The database contains approximately 8–9 biomarkers per pathogen (Table 1), comprising proteins, nucleic acids, carbohydrates and small molecules. Each biomarker contains a number of categories of information: general information, detection, mechanism, pathogen link, sequence information, NCBI link, secondary structure, tertiary structure, PDB link and reference. Biological functions or roles of biomarkers are also included, if available. Sequences are obtained from databases of protein and nucleic acid sequences of the National Center for Biotechnology Information (NCBI) (13). Information of secondary and tertiary structures is obtained from PDBsum at the European Bioinformatics Institute (EBI) (14) and Protein Data Bank (PDB) (15), respectively.

DATA RETRIEVAL

Biomarker data can be retrieved efficiently through establishment of entry portals for search functions. Users can access biomarker records from the front page by clicking Biomarker at the top menu, which then allows browsing of biomarkers in alphabetical order (Figure 1B). Two different search options are provided: Simple Search can query the complete database by selecting one or all three groups of biomarkers (protein, nucleic acid and carbohydrate). Only one small molecule, a catechol siderophore, is currently deposited. Specific database queries can be defined using the Complex Search feature (Figure 1C), where fields of interest (class of pathogen, molecular type, pathogen name, biomarker name and NCBI accession number) can be selected from pull-down menus. Users can iterate and append the fields in the pull-down menus by clicking the Add or Delete button and in turn combining by AND or OR operators. Both Simple and Complex Search returns a result list of distinct biomarkers that matches the search criteria (Figure 1D). The listed entries of biomarkers are linked to detailed information (general information, detection, mechanism, etc.), which can be viewed by clicking the name of each biomarker. The sequence information in the displayed list can be retrieved in a separate window (Figure 1E), as amino acid sequence in single letter abbreviation (protein) or nucleotide sequence in FASTA format (nucleic acids) of the selected biomarkers.
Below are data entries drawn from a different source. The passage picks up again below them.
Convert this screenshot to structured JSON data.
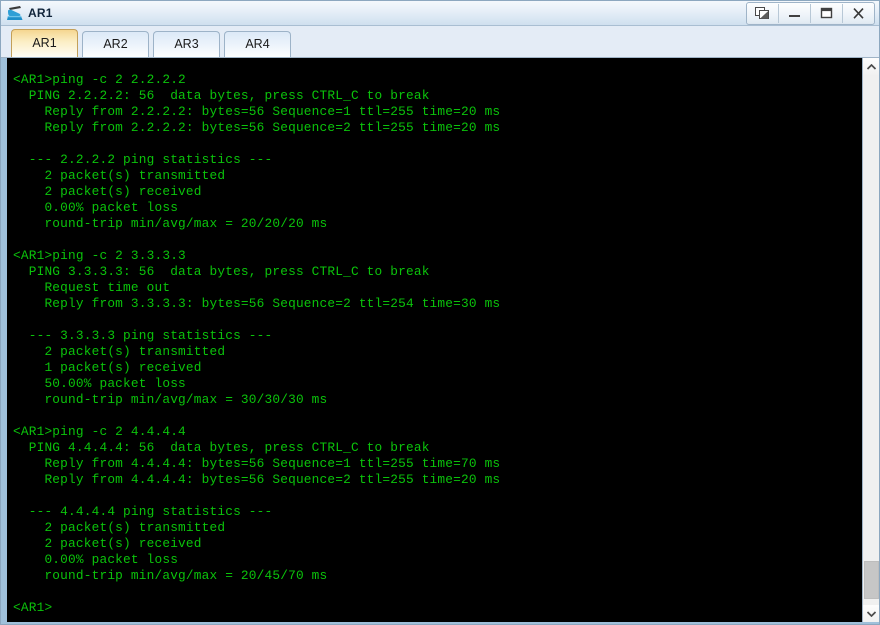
{
  "window": {
    "title": "AR1",
    "icon": "router-device-icon",
    "controls": [
      {
        "name": "restore-windows-button",
        "icon": "cascade-windows-icon",
        "label": ""
      },
      {
        "name": "minimize-button",
        "icon": "minimize-icon",
        "label": ""
      },
      {
        "name": "maximize-button",
        "icon": "maximize-icon",
        "label": ""
      },
      {
        "name": "close-button",
        "icon": "close-icon",
        "label": "X"
      }
    ]
  },
  "tabs": [
    {
      "label": "AR1",
      "active": true
    },
    {
      "label": "AR2",
      "active": false
    },
    {
      "label": "AR3",
      "active": false
    },
    {
      "label": "AR4",
      "active": false
    }
  ],
  "terminal": {
    "text_color": "#0bc30b",
    "background_color": "#000000",
    "lines": [
      "<AR1>ping -c 2 2.2.2.2",
      "  PING 2.2.2.2: 56  data bytes, press CTRL_C to break",
      "    Reply from 2.2.2.2: bytes=56 Sequence=1 ttl=255 time=20 ms",
      "    Reply from 2.2.2.2: bytes=56 Sequence=2 ttl=255 time=20 ms",
      "",
      "  --- 2.2.2.2 ping statistics ---",
      "    2 packet(s) transmitted",
      "    2 packet(s) received",
      "    0.00% packet loss",
      "    round-trip min/avg/max = 20/20/20 ms",
      "",
      "<AR1>ping -c 2 3.3.3.3",
      "  PING 3.3.3.3: 56  data bytes, press CTRL_C to break",
      "    Request time out",
      "    Reply from 3.3.3.3: bytes=56 Sequence=2 ttl=254 time=30 ms",
      "",
      "  --- 3.3.3.3 ping statistics ---",
      "    2 packet(s) transmitted",
      "    1 packet(s) received",
      "    50.00% packet loss",
      "    round-trip min/avg/max = 30/30/30 ms",
      "",
      "<AR1>ping -c 2 4.4.4.4",
      "  PING 4.4.4.4: 56  data bytes, press CTRL_C to break",
      "    Reply from 4.4.4.4: bytes=56 Sequence=1 ttl=255 time=70 ms",
      "    Reply from 4.4.4.4: bytes=56 Sequence=2 ttl=255 time=20 ms",
      "",
      "  --- 4.4.4.4 ping statistics ---",
      "    2 packet(s) transmitted",
      "    2 packet(s) received",
      "    0.00% packet loss",
      "    round-trip min/avg/max = 20/45/70 ms",
      "",
      "<AR1>"
    ]
  },
  "scrollbar": {
    "up_arrow": "chevron-up-icon",
    "down_arrow": "chevron-down-icon",
    "thumb_position": "bottom"
  }
}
The complete contents of IDBD as well as other Web resources can be searched via its user-friendly interface. Three different search options are provided: Internal, External and News Search (Figure 2A). Internal Search can query via either title or content search which extracts textual content stored in the IDBD database including disease, pathogens and biomarkers (Figure 2B). In the case of External Search, users can submit a single query to the NCBI PubMed, NCBI Entrez sequence database, PDB structure database and Centers for Disease Control and Prevention (CDC) (Figure 2C). Details of published articles, sequence and structural data or disease and pathogen information can be viewed in abstract terms and sorted with regard to the information items. More detailed information can be retrieved by clicking the posting title of sorted search data. News Search provides accurate and timely information on the outbreaks and sporadic cases of any infectious diseases. Users can search current news or archives by entering keywords from scientific resources including BBC News, ScienceNow from Science magazine and Yahoo! News. More detailed information can be displayed by clicking on the title of news articles sorted by date.

Figure 2.

Search examples showing (A) three search options: Internal, External and News Search, (B) Internal Search results and (C) External Search results.

DATA ANALYSIS

On the biomarker list page, IDBD allows access to sequence and structure analysis tools by clicking ‘Data analysis new window’ on the left-hand navigation bar. The user can select sequences of interest obtained from biomarker search (Figure 1E), prepare an input data by clicking ‘Sequence alignment’, and conduct multiple sequence alignment by direct submission or upload a file of the chosen sequences to CLUSTALW tool of EBI (16). On the result page (Figure 3A), the alignment can then be exported for phylogenetic tree construction. The sequence analysis also includes standard BLAST services (blastn and blastp) on external network connectivity (17), pairwise distance and synonymous—non-synonymous ratio analysis. In the case of structure analysis, users may submit an amino acid sequence or multiple sequences aligned to a set of methods for secondary (PSA) and tertiary structure (Geno3d) prediction (18,19). The predicted tertiary structures can be modeled by using Jmol either with a PDB file or PDB ID, if available (Figure 3B).

Figure 3.

The sequence and structure analysis tools showing (A) analysis results using selected sequences of biomarker data: sequence alignment and phylogenetic tree, and (B) predicted 3D structure of a biomarker viewed with Jmol.

FUTURE DIRECTIONS

Pathogen-specific biomarkers can provide information necessary for diagnosis, detection and treatment of various infectious diseases. Recent concerns about bioterrorism and emerging infectious diseases have led to a new focus on the development of biomarkers, and molecular diagnostics are growing fast in infectious diseases. Currently, there are 611 biomarkers in IDBD among which 239 are validated ones. The content of biomarkers in IDBD is expanding rapidly, and our goal is to collect a complete dataset of validated or potential biomarkers used in the detection of infectious diseases and to generate a knowledgebase that would be a valuable tool for users interested in the discovery of infectious disease biomarkers. The main challenge in the future is to keep IDBD up to date with the growing number of biomarkers experimentally verified and published in peer reviewed journals. We will thus implement text-mining support for database curation in the near future. Toward this goal, a network of biomarker expert groups at the Center for Infectious Diseases and the Center for Immunology and Pathology at KNIH and advisory committee outside KNIH has been formed to coordinate database management and validation of novel biomarkers.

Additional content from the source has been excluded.